Which brings us to the 19th.

I’ll be honest with you guys, the past few months? It’s been getting harder.

A year or so leading up to her death, I occasionally thought about what it would be like to lose Natalie.

I imagined I’d be devasted, of course… but this? I can’t believe that some days, I feel like I can’t go on without her.

There’s a video I have of her, sitting on her bed and playing her ukelele. She’s singing but the video is a side profile. Five and a half minutes I beg the recorded vision to turn her head and look at me. Please, let me see your beautiful face… Such long, pretty hair she had. Such a pure voice and expansive heart, ever growing with each new cause or request.

One of her big regrets in life was missing the baby shower for Tayla. She apologized again and again for not being there.

The night of the intervention, she took copies of Tayla’s 13-year pictures. I think we found them still in her purse.

I’m so angry and hurt and raw and overwhelmed.

I don’t know what to do.

Keep on, keeping on, I guess.

I’d wanted to blog about something coherent… something focused and useful but I guess what I need to let y’all know is that I’m in kind of a weird state of mind right now.

Here’s to waking up tomorrow in a better place!

Well SOMEBODY Must’ve Said It…

Just be yourself. I’m sure someone told me that. Then again, I can be pretty out there, so maybe I made it up? I don’t know. The point is, I’ve been sitting here for the last three hours trying to think of what to blog about that’s not super depressing. But I can’t. It’s September 29th. Noah’s due date. Even though I know he would’ve been here already (he was going the same route Tayla did, swimming in sugar, getting all huge and “moose like” and would come early via C-section. I can’t even talk myself into thinking things are better off this way, for the time being. Grieving is a full time job, hellish hours, almost NO PAY… I’m not sure how equipped I would be to handle and infant, a teenager, a death AND post-partum hormones. It doesn’t matter. My heart has a boo-boo and I want my mommy and my baby.

It’s also grandma’s birthday. Happy birthday “guccum”. I’m sorry I probably won’t get around to my usual releasing balloons and making a card ritual but maybe I’ll take Tayla to Dairy Queen and the fountain. I’ll try hard not to cry as she runs around the water, splashing and smiling because it’ll remind me of Natalie and I chasing each other around and around that Shelter fountain. The colored lights changing the hues of the water. Finally resting, able to eat that Blizzard and cuddle up with grandma just enjoying that sweet Columbia MO air… it always smelled better there. Probably all the flowers.
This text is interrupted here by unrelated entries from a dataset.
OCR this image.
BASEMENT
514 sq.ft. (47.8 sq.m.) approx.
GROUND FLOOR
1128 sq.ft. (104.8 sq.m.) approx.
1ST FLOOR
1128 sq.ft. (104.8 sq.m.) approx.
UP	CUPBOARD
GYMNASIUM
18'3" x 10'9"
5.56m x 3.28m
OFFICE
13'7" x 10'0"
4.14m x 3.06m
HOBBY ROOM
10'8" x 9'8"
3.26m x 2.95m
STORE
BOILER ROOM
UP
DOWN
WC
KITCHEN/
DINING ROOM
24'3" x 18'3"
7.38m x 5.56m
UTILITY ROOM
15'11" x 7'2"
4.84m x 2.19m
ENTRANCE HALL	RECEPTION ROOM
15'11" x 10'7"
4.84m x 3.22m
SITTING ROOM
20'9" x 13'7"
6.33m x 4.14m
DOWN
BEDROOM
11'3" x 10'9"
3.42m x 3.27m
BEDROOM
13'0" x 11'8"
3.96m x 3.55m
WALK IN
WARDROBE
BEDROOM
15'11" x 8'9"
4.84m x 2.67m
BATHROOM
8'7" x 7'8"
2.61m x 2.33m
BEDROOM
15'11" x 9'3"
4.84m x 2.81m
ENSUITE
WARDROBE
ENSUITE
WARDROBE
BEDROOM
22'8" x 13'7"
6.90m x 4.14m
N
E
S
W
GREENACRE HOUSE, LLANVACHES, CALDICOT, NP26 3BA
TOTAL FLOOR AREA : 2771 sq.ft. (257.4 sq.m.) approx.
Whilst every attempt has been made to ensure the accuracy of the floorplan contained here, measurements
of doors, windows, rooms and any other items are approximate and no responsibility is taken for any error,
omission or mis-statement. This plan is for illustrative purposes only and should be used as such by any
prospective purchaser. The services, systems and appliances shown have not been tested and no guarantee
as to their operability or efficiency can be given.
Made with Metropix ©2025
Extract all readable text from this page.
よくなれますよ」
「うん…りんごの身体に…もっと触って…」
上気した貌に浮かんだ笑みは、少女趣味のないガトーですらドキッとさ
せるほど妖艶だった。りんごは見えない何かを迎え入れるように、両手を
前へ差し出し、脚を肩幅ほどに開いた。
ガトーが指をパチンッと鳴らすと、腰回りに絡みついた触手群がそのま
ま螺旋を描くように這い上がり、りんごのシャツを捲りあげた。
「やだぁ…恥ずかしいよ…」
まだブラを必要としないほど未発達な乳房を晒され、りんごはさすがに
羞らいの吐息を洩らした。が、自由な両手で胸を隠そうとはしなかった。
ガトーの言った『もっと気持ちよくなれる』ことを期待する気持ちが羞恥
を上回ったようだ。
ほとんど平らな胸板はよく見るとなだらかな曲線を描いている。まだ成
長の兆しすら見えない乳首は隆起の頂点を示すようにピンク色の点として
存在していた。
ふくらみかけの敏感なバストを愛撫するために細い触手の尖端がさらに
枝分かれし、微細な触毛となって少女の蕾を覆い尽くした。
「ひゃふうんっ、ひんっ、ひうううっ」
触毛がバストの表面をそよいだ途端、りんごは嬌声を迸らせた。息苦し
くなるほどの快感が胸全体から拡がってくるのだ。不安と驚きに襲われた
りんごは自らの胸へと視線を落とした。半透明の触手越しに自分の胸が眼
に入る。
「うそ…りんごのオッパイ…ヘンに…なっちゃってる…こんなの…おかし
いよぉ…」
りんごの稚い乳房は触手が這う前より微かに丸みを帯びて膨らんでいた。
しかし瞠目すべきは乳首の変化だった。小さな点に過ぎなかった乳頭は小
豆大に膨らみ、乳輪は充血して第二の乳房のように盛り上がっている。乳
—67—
And it’s Thursday. Another fucking Thursday.

I’ve been trying to give myself pep talks, not wanting to ruin or waste a day (even a Thursday) having a pity party but I haven’t found anything that works yet.

I actually keep going back to that advice from a football player… (I know, right? In my defense, he was on America’s Got Talent- as a magician) and one thing he said that really makes so much sense to me is: “Don’t listen to yourself; talk to yourself”. When I listen to myself… oh man. I can go down the rabbit hole, FAST. But talking to myself? That sounds like a good idea… but maybe I’ll start tomorrow.